Just prior to Sandoval’s public resignation, the Verge reported that the CBS interference was worse than originally thought, with the order against the Hopper coming all the way down from the office of CEO Les Moonves after it had been named “Best of Show” by the CNET staff. And a grown man cried over it:
Apparently, executives at CBS learned that the Hopper would win “Best of Show” prior to the announcement. Before the winner was unveiled, CBS Interactive News senior-vice president and General Manager Mark Larkin informed CNET’s staff that the Hopper could not take the top award. The Hopper would have to be removed from consideration, and the editorial team had to re-vote and pick a new winner from the remaining choices. Sources say that Larkin was distraught while delivering the news — at one point in tears — as he told the team that he had fought CBS executives who had made the decision.
Apparently the move to strike the Hopper from the awards was passed down directly to Larkin from the office of CBS CEO, Leslie Moonves. Moonves has been one of the most outspoken opponents of the Hopper, telling investors at one point, “Hopper cannot exist… if Hopper exists, we will not be in business with (Dish).”
“I am not disgruntled. CBS and CNET were great to me,” Sandoval added in his announcement, which may just be the beginning of this headache for CBS if other disputes over independence in the fiercely tribal tech-blog world are any indication. “I just want to be known as an honest reporter.”
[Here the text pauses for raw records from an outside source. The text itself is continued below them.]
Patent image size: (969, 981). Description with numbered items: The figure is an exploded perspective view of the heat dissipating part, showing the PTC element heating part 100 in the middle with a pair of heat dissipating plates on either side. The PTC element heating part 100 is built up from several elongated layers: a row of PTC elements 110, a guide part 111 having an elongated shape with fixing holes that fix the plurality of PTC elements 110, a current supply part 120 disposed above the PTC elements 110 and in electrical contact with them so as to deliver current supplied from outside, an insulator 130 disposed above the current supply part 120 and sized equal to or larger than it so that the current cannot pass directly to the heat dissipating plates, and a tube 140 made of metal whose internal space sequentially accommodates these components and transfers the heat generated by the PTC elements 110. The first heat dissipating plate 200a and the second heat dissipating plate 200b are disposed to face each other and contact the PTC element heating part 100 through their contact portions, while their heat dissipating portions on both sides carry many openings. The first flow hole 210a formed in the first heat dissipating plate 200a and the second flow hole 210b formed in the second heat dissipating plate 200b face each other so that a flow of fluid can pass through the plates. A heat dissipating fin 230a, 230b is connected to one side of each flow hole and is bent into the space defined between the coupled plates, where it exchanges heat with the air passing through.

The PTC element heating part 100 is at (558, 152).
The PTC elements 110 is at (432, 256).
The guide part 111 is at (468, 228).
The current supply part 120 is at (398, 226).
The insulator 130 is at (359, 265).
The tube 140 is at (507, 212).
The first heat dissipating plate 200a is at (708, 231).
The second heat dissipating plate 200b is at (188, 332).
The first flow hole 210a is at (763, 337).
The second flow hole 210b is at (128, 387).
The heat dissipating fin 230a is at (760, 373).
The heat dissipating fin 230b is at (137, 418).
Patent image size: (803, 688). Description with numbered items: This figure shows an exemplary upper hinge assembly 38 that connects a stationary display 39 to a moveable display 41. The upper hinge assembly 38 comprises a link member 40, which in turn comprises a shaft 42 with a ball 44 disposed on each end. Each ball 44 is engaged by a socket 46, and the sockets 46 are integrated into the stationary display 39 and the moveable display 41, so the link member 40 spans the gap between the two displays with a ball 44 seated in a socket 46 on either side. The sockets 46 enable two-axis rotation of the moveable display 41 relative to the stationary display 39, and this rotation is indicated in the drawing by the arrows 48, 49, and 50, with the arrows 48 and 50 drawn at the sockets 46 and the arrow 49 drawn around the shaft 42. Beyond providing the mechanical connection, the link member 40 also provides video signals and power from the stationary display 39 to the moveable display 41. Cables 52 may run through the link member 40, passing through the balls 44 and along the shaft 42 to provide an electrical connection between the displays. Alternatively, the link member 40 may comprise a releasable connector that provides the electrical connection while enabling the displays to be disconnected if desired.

Update: CBS has released a statement on the matter:
CBS has nothing but the highest regard for the editors and writers at CNET, and has managed that business with respect as part of its CBS Interactive division since it was acquired in 2008. This has been an isolated and unique incident in which a product that has been challenged as illegal, was removed from consideration for an award. The product in question is not only the subject of a lawsuit between Dish and CBS, but between Dish and nearly every other major media company as well. CBS has been consistent on this situation from the beginning, and, in terms of covering actual news, CNET maintains 100% editorial independence, and always will. We look forward to the site building on its reputation of good journalism in the years to come.
Update II: And CNET’s editor Lindsey Turrentine published her take, too:
We were in an impossible situation as journalists. The conflict of interest was real – a legal case can impact the bottom line of our company and introduce the possibility of bias – but the circumstances demanded more transparency and not hurried policy.
I could have quit right then. Maybe I should have. I decided that the best thing for my team was to get through the day as best we could and to fight the fight from the other side. Every single member of the CNET Reviews team is a dedicated, ethical, passionate technology critic. If I abandoned them now, I would be abandoning the ship. […]
If I had to face this dilemma again, I would not quit. I stand by my team and the years of work they have put into making CNET what it is. But I wish I could have overridden the decision not to reveal that Dish had won the vote in the trailer. For that I apologize to my staff and to CNET readers.